Policy, claims, and billing administration systems have not fundamentally changed since their inception. Yes, there have been technical improvements, but the basic model remains the same as originally designed – each insurer buys (or subscribes) to a version of code to use against their own database and (hopefully) integrate with external sources to service a client. This is about to change with the advent of Blockchain 2.0.
With an appreciative nod to material developed by our parent company, OliverWyman, here is a brief summary of this technology. (Celent subscribers will have access to a full report on this platform in the very near future.) Blockchain is built on a series of innovations in organizing and sharing data. The objective is to create a single version of the truth, used by all participants, which contains a much richer dataset than exists in any one system today. This, in turn, enables new industry processes to be developed based on the use of transparent real-time data, immediate settlement of transactions and the expansion of auto-executing “smart” contracts with business logic encoded into the ledger.

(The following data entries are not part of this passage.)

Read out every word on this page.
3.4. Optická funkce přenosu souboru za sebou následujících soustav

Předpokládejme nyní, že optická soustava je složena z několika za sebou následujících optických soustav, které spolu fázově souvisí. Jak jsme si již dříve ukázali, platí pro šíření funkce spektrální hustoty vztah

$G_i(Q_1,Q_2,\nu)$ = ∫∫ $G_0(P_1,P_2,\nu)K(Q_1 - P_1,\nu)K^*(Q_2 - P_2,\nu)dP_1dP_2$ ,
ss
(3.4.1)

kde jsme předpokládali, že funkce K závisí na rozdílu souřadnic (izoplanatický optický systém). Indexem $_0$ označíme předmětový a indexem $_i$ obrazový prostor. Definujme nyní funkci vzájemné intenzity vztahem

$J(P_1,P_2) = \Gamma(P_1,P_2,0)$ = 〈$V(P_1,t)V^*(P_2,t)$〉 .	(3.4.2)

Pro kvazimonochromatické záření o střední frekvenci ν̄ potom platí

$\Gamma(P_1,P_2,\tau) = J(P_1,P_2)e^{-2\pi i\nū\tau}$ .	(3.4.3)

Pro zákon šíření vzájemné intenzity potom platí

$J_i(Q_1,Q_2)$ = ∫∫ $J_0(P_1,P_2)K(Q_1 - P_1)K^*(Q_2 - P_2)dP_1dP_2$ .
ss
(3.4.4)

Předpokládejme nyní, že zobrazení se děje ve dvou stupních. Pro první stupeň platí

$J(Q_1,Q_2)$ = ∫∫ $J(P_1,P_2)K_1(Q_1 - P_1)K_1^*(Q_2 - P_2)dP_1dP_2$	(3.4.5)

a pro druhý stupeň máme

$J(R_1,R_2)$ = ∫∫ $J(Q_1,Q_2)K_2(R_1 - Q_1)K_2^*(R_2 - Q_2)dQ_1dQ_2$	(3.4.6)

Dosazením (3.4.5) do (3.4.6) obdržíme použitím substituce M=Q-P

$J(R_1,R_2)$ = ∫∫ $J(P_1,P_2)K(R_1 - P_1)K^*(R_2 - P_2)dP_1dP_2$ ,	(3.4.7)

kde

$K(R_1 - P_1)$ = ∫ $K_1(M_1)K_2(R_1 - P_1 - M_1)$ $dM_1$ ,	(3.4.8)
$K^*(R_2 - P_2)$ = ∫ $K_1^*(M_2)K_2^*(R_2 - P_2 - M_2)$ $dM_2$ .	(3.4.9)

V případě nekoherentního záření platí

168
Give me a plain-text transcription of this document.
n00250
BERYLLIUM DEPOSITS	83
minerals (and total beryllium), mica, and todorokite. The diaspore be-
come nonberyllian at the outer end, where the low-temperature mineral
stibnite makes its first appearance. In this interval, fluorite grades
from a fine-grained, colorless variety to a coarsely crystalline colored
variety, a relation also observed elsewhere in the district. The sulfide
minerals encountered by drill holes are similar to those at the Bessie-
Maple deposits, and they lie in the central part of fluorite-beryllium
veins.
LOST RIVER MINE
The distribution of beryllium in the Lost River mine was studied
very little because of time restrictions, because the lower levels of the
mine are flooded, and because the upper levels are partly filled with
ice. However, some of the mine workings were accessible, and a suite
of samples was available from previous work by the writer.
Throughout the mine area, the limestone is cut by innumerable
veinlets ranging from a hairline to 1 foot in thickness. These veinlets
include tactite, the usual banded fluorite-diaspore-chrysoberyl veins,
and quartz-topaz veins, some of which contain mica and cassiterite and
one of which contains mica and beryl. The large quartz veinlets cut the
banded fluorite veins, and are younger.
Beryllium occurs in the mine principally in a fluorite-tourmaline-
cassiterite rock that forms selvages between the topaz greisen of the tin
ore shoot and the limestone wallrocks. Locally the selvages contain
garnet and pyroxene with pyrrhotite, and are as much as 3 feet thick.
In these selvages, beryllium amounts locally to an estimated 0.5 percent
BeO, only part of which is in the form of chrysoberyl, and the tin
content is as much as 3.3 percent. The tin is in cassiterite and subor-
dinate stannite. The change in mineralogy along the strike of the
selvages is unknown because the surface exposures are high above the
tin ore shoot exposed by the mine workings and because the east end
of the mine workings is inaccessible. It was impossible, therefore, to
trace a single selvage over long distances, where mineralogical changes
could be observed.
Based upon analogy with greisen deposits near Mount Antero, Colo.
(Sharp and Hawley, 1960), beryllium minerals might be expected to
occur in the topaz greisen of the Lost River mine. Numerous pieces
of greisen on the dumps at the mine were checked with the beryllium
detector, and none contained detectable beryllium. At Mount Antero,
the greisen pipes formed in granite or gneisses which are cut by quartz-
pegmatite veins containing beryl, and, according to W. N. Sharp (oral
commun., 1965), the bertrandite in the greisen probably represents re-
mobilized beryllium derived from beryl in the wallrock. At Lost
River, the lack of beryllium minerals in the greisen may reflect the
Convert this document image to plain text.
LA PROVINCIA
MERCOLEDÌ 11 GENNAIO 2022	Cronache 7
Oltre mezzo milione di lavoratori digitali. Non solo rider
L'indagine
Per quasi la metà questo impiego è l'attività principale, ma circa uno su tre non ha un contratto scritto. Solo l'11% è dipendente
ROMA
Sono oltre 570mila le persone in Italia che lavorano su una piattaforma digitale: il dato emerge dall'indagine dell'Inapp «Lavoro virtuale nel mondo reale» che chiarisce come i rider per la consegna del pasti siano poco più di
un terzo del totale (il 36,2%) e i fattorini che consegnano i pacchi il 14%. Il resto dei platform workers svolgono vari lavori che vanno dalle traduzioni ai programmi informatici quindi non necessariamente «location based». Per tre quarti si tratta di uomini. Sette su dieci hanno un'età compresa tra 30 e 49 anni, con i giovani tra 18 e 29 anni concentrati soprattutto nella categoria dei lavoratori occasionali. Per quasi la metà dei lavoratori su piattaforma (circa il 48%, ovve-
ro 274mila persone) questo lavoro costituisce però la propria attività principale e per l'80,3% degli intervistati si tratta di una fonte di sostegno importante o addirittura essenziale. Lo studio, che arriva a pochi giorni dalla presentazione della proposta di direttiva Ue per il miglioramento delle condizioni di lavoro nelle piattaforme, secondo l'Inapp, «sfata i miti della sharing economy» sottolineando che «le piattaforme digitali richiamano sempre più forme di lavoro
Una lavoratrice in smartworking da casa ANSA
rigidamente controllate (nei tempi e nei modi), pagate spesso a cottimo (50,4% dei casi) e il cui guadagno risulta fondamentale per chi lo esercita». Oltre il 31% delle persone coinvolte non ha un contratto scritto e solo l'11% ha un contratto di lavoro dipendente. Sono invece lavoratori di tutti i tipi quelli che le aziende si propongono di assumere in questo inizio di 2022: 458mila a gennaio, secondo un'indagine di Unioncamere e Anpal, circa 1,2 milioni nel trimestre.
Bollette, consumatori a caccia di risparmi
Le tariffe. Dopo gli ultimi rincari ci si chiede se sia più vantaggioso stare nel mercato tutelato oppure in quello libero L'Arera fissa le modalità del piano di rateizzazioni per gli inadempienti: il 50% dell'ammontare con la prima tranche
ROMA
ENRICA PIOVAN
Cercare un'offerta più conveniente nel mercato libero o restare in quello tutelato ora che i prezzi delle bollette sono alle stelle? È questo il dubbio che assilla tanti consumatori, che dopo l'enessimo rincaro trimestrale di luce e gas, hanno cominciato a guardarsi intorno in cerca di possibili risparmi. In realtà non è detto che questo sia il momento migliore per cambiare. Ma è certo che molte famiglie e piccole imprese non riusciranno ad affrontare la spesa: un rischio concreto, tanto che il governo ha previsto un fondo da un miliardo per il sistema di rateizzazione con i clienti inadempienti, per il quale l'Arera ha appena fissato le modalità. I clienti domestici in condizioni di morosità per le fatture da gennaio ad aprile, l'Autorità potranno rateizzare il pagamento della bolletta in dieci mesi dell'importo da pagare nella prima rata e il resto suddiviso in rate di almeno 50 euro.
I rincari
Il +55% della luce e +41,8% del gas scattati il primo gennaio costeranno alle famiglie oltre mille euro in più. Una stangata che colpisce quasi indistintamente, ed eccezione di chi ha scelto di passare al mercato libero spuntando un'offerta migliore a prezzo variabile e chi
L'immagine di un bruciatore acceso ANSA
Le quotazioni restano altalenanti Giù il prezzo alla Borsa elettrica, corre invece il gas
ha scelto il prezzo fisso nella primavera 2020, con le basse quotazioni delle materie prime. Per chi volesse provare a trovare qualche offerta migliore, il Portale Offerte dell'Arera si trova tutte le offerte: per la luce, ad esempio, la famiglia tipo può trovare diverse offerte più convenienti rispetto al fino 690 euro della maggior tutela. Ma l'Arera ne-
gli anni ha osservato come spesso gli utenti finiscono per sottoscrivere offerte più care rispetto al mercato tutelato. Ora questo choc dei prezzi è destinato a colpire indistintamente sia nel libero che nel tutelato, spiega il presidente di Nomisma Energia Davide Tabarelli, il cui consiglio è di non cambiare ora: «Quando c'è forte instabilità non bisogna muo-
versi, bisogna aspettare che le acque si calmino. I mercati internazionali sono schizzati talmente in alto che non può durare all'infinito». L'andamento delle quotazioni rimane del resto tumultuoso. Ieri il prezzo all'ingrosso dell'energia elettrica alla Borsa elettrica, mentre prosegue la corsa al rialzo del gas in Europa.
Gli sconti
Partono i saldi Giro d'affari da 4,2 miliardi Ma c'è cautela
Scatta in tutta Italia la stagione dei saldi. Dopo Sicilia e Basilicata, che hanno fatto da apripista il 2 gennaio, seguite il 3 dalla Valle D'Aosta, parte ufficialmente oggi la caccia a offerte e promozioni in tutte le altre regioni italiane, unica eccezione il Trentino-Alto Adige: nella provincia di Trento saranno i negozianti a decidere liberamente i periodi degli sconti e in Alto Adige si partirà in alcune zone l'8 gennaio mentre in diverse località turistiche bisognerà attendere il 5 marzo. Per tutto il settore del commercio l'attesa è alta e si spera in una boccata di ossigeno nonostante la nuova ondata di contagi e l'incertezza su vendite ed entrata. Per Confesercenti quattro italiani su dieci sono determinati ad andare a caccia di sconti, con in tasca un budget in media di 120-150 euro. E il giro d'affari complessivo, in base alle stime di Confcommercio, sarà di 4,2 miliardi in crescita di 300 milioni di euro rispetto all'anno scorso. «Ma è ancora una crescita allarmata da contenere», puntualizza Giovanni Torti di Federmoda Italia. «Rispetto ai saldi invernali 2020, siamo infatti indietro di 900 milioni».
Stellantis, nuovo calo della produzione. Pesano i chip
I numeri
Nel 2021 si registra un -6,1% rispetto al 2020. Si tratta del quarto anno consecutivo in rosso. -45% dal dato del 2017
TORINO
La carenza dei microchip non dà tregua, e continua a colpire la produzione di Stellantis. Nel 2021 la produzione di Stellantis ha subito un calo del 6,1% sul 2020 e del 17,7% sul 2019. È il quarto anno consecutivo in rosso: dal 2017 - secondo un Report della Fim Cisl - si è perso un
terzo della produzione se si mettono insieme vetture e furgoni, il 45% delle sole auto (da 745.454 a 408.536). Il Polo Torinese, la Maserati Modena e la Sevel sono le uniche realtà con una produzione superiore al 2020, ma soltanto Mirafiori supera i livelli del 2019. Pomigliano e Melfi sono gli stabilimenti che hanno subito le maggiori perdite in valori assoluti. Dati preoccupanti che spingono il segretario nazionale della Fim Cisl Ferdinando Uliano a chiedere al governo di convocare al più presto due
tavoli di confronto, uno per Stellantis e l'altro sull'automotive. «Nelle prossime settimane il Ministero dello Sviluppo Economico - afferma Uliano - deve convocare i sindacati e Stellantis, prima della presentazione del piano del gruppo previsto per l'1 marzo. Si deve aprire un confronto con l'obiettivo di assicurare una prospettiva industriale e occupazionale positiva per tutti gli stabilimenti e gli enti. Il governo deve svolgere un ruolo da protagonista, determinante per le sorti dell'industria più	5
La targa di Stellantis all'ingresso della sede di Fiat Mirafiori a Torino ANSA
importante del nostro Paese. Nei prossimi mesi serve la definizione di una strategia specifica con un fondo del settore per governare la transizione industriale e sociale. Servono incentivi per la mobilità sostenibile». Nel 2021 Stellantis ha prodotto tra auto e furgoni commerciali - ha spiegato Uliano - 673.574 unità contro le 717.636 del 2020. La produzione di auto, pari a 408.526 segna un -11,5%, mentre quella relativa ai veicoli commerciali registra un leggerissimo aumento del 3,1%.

The technology incorporates two facets, a blockchain (lower case) which is the process of adding blocks of cryptographically signed data to form perpetual and immutable records, and distributed ledgers – a database architecture where all participants in a system collaborate to reach a consensus on the correct state of a shared data resource. Applying business rules to this infrastructure, called smart contracts, drives transactions immediately.
Real time data exchange, increased security, and more efficient settlement of transactions and processing are some of the benefit areas waiting to be realized. Before this though, the platform must solve hurdles including scalability issues, regulatory concerns, and common standards and governance.
To this last point, our brethren in the banking industry have joined the R-3 consortium to begin to address the challenges. Founded in New York City in September last year by nine founding banks, it now has 42 members spread across multiple geographies. It is led by a startup organization and is in its very early stage — the technology team is being built and initial use cases have not been completed.
But what of insurance? Celent is aware of insurers who are active in this space. Most are leveraging the investments made in an innovation infrastructure (Innovation Labs, Centers of Excellence, co-development partnerships, accelerators) to conduct limited experiments with Blockchain. However, these efforts are individual and not connected.
Is there a “similar group of 9” insurers that want to work together to explore the opportunities and coordinate on standards? Or is there a policy, claims, or billing technology provider who is going to fill this void? We expect movement in these areas in the first half of the year with some possible ways forward identified by year-end.